En sortant du tribunal de commerce de Besançon, lundi après-midi, les visages des quarante salariés de Brocard et Roux (BRS) montraient toute la consternation et la colère qui les animaient. Après un court délibéré, les juges ont en effet décidé la cessation d’activité de l’entreprise à partir du 29 février prochain. « On a les machines mais plus de matière première pour produire ! Il y a des jugements incompréhensibles. On fait quoi ? l’inventaire de plus rien ? » s’emporte un salarié. Les matières premières et une partie des pièces confectionnées ont été frauduleusement embarquées dans des camions qui ont pris la direction de la Slovaquie, dans la nuit de vendredi à samedi. Un vol qui, visiblement, n’a pas ému les juges, malgré les constatations de la gendarmerie. « C’est proprement scandaleux.
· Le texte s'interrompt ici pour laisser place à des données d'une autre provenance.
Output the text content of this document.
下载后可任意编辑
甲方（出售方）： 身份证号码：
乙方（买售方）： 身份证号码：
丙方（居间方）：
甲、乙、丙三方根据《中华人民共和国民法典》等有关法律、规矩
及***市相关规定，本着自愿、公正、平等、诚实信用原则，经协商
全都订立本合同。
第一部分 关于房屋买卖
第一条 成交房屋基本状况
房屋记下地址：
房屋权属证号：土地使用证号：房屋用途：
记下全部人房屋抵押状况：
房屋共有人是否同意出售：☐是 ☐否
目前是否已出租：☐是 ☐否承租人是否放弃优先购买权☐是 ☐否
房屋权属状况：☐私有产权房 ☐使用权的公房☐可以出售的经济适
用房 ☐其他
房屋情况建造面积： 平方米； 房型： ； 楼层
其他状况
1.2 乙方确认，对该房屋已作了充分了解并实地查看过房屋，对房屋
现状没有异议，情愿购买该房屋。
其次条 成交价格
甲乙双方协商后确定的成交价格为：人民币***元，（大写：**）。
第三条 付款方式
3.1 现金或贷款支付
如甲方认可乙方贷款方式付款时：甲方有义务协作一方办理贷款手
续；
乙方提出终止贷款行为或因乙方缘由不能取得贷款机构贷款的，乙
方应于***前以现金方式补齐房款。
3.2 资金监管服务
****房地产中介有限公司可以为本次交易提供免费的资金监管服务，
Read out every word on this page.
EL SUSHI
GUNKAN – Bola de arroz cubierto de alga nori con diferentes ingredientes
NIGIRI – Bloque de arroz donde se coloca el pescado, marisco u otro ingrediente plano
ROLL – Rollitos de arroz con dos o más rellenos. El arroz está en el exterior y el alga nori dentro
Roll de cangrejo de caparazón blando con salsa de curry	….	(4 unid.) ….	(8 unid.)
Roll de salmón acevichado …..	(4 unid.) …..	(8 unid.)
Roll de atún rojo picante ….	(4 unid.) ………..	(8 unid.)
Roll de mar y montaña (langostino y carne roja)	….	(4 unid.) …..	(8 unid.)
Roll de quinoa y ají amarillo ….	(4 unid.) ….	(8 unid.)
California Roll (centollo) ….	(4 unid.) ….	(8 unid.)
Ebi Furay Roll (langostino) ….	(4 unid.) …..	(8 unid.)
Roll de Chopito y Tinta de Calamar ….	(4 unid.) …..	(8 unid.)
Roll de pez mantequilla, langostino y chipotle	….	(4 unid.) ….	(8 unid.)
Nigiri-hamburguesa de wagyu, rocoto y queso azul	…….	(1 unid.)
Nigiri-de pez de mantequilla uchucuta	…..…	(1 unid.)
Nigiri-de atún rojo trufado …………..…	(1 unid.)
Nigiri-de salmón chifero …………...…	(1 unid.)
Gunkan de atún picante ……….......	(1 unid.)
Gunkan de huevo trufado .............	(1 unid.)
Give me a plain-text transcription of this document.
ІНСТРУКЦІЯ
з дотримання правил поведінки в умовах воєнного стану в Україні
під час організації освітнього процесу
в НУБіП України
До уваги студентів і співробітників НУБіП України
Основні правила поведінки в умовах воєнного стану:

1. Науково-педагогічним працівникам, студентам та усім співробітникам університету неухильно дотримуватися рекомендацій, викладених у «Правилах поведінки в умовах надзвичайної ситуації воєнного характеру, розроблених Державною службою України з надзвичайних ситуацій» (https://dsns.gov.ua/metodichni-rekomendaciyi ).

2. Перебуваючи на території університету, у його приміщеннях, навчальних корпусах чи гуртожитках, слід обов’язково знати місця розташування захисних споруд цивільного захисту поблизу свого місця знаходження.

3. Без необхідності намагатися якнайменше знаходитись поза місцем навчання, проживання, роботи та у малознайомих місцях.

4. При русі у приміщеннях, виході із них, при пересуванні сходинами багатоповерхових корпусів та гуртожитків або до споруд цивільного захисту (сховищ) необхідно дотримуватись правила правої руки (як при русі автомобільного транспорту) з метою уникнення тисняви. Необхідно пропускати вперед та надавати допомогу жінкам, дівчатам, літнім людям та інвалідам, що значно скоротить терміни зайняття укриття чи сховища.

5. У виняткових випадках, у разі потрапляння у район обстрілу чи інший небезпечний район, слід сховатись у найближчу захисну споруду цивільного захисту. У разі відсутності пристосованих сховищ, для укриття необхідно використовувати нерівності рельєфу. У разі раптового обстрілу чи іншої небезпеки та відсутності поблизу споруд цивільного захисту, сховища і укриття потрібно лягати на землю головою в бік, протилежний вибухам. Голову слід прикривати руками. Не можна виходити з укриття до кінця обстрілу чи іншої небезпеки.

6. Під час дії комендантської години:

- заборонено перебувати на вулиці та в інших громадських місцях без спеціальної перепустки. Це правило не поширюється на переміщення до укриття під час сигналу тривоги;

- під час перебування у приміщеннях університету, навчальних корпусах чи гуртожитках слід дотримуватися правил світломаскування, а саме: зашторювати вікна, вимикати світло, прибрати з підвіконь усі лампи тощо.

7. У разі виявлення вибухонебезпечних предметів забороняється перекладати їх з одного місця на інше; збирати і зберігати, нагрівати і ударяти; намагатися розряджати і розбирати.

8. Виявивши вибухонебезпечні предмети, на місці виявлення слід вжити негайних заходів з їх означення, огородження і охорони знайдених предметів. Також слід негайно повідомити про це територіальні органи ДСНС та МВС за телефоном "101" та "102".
On peut, dans ce pays, organiser une délocalisation sauvage, monter des transferts de matières en toute illégalité, et si nous ne nous étions pas aperçus du stratagème en découvrant les camions, laisser quarante salariés, le lundi matin, dans une usine vide ! Et ce personnage peut gentiment sortir d’un tribunal sans sanction. Un gosse qui vole un bonbon dans une boulangerie est puni plus gravement que lui ! » s’emporte Laurent Idelot, le directeur général de Devecey, en apercevant son PDG britannique, Mike Bacon, monter dans une voiture et filer à l’anglaise. Maintenu sous surveillance des salariés dans l’entreprise durant tout le week-end, Bacon a donc quitté libre l’enceinte du palais de justice, les paies de janvier n’ont pas été versées et il y a peu d’espoir de le revoir pour liquider de cette entreprise. Selon Laurent Cornu, le directeur commercial et porte-parole des salariés, la liquidation permet uniquement aux salariés de bénéficier des droits sociaux attachés à cet état. Mais il craint, aujourd’hui, que l’épisode vécu par BRS ne soit préjudiciable à une éventuelle reprise. « Ce qui est grave, c’est qu’il ait emporté dans les camions des pièces qui ont déjà été achetées par nos clients et que nous ne pourrons donc pas leur livrer. Cela entraîne obligatoirement une perte de confiance qu’il sera difficile de retrouver. » À Devecey, il y a donc quarante salariés sur le carreau et, en Slovaquie, un patron voyou, heureux de son mauvais coup, tranquillement installé dans un bureau.